We’ve all been there. That juncture where we had to choose our vocation and how some of us ‘chose’ the path of STEM (Science, Technology, Engineering and Maths). The Indian education system, as we all know it, is mostly STEM-oriented.
#EngineersDay Throw a stone at a crowd.
There’s 90% chance that it will fall on an Engineer’s head.
— Aakriti Verma (@Aakriti_verma6) September 15, 2016
We’ve heard of how India is booming with engineering/medicine graduates and how a significant number of them remain unemployed. The decreasing skill sets, entrance coaching centres springing up in every city in the country, the increasing number of suicides… all of these are seemingly connected. Now, this is mostly due to the ignorance and stigma surrounding other vocations.
There’s a general notion in the society that engineering and medicine are elite courses as compared to the arts and humanities and the typical Indian parent wants their children to be either one of those. For all I know, maybe even both! And if you manage to enlist yourself in the arts and humanities stream you might have faced these cliched questions and ‘opinions’:
It is disheartening to see how children are shoved into IIT-JEE coaching centres even before they realise what interests them.
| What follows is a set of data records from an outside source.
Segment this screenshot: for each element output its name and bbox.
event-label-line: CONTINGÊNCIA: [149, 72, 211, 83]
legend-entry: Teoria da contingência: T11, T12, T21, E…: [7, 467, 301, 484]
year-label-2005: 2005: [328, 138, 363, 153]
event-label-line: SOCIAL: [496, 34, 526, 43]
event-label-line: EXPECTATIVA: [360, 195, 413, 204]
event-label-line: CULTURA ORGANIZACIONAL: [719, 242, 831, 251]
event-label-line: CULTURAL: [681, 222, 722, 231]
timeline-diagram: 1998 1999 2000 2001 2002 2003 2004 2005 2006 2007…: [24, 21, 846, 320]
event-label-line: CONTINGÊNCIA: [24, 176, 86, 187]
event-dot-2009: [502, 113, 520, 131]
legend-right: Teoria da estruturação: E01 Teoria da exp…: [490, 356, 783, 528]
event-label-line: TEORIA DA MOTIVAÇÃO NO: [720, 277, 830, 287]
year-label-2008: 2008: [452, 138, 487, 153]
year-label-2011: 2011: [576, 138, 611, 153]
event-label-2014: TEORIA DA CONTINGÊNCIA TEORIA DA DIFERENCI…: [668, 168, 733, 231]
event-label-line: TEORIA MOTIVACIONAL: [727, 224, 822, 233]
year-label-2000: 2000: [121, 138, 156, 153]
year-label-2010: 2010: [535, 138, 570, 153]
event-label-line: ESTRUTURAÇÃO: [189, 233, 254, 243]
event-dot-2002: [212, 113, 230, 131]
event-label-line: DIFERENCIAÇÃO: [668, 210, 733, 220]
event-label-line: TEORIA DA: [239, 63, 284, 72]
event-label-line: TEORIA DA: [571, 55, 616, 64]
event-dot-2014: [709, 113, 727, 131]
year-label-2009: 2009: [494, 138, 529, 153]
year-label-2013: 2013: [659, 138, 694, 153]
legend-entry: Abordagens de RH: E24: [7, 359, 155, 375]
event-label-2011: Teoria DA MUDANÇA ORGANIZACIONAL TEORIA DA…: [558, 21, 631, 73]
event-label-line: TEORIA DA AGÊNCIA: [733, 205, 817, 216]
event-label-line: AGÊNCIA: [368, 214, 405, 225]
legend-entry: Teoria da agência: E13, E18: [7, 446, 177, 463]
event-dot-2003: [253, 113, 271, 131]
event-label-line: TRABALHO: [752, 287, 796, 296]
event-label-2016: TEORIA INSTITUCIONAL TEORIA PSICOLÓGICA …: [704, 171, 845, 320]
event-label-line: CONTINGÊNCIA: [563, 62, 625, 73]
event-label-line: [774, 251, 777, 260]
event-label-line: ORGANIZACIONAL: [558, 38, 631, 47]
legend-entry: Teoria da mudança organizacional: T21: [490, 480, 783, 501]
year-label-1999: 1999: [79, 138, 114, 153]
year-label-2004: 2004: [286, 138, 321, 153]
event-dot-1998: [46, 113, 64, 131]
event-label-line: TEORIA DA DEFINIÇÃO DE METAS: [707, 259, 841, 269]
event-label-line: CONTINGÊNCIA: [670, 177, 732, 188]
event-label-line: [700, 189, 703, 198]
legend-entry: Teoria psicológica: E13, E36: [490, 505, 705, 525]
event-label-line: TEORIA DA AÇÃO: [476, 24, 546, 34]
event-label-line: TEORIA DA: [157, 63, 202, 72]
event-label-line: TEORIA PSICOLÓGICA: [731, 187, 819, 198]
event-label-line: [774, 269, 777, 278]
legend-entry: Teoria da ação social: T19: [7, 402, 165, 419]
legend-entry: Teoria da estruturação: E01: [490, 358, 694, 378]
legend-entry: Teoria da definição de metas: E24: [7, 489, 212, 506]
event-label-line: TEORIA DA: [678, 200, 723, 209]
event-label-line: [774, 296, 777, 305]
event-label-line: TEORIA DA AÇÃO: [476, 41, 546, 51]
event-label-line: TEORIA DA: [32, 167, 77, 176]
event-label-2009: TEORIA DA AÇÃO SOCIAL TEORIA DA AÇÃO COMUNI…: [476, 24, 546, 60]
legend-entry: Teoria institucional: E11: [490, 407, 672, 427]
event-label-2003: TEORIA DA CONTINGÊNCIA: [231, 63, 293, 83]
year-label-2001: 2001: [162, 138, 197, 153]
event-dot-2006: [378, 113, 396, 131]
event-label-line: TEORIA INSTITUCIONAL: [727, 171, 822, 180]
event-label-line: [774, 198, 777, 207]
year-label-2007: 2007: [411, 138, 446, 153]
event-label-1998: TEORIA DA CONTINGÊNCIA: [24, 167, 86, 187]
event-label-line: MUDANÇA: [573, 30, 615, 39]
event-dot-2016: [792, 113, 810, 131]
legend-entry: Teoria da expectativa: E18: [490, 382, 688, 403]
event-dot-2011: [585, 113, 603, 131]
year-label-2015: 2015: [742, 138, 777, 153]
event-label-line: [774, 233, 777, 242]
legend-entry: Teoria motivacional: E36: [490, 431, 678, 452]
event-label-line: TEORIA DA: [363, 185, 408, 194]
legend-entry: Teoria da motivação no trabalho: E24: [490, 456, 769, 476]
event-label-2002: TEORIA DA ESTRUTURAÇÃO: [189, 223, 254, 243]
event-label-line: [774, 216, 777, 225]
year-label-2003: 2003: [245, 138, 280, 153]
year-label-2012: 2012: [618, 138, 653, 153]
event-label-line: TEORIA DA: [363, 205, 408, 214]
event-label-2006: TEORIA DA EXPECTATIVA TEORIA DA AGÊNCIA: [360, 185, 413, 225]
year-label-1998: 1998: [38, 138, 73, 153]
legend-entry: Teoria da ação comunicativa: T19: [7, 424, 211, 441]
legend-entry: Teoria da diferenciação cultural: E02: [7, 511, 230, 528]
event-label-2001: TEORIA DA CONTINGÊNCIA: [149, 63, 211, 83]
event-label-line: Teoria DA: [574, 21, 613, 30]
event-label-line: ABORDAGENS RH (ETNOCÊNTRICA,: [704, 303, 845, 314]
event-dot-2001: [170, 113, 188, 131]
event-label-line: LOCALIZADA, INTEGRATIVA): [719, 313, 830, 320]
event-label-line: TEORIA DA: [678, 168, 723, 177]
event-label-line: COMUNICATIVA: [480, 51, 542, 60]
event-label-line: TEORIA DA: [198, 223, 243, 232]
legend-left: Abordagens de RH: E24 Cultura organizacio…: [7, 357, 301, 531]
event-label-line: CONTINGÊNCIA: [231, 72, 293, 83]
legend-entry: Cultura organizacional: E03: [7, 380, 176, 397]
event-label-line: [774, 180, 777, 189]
Give them a chance at choosing what they want to do with their life! As someone who is pursuing a degree in engineering, I’m half-hearted about what I am doing, honestly. But on the bright side, I’m nearly through with it. There must be hundreds and thousands of people who might be able to relate to this dilemma, and it’s high time the stigma surrounding the arts and humanities courses be cleared.
People associate an arts/humanities degree as something weaker or less relevant than a degree in engineering. Honestly, I am baffled as to why it is so. There’s absolutely nothing wrong in pursuing arts if you actually wanna do it. Would you rather take up engineering half-heartedly and end up doing something totally different like banking or would you be content and happy in pursuing a degree in a language that you like or maybe even history?
I believe that the arts and humanities courses are as prestigious as engineering and medicine courses. In humanities, you learn about what makes us human, how we adapt and develop, and issues about all the other aspects of humanity. And coming to arts, there are a plethora of options available. Theatre, painting, sculpting, fashion, music, dance, you name it! Now, why should there be a disparity? Instead of shunning them, why not encourage them? The world doesn’t only require engineers and doctors!
People, or at least Indians, assume arts/humanities as a safer option or something like a plan B if engineering doesn’t work out well. Why not make it a plan A if the student wants to actually follow his passion? Then there’s that misconception about the value for these degrees being less. Most of the Govt. and Civil jobs are performed by people who’ve pursued the arts-humanities stream, and we do have renowned fashion designers and lawyers in the country. Moreover, there is that preconceived notion of engineering placements. Just get into an engineering college and you’ll get placed! At the end of the day, it only depends on the skillset of the individuals and how they can present themselves.
To sum it up, try not to succumb to your career as defined by your parents or your neighbourhood aunty. If you are interested in the technical side of things, good for you. If you aren’t, that’s also great because you might shine in the avenues offered by art or humanities.
And a word to the parents, try not to oppress your child’s choices, instead support them in their endeavours to follow their interests and passion. It’s their life and not yours.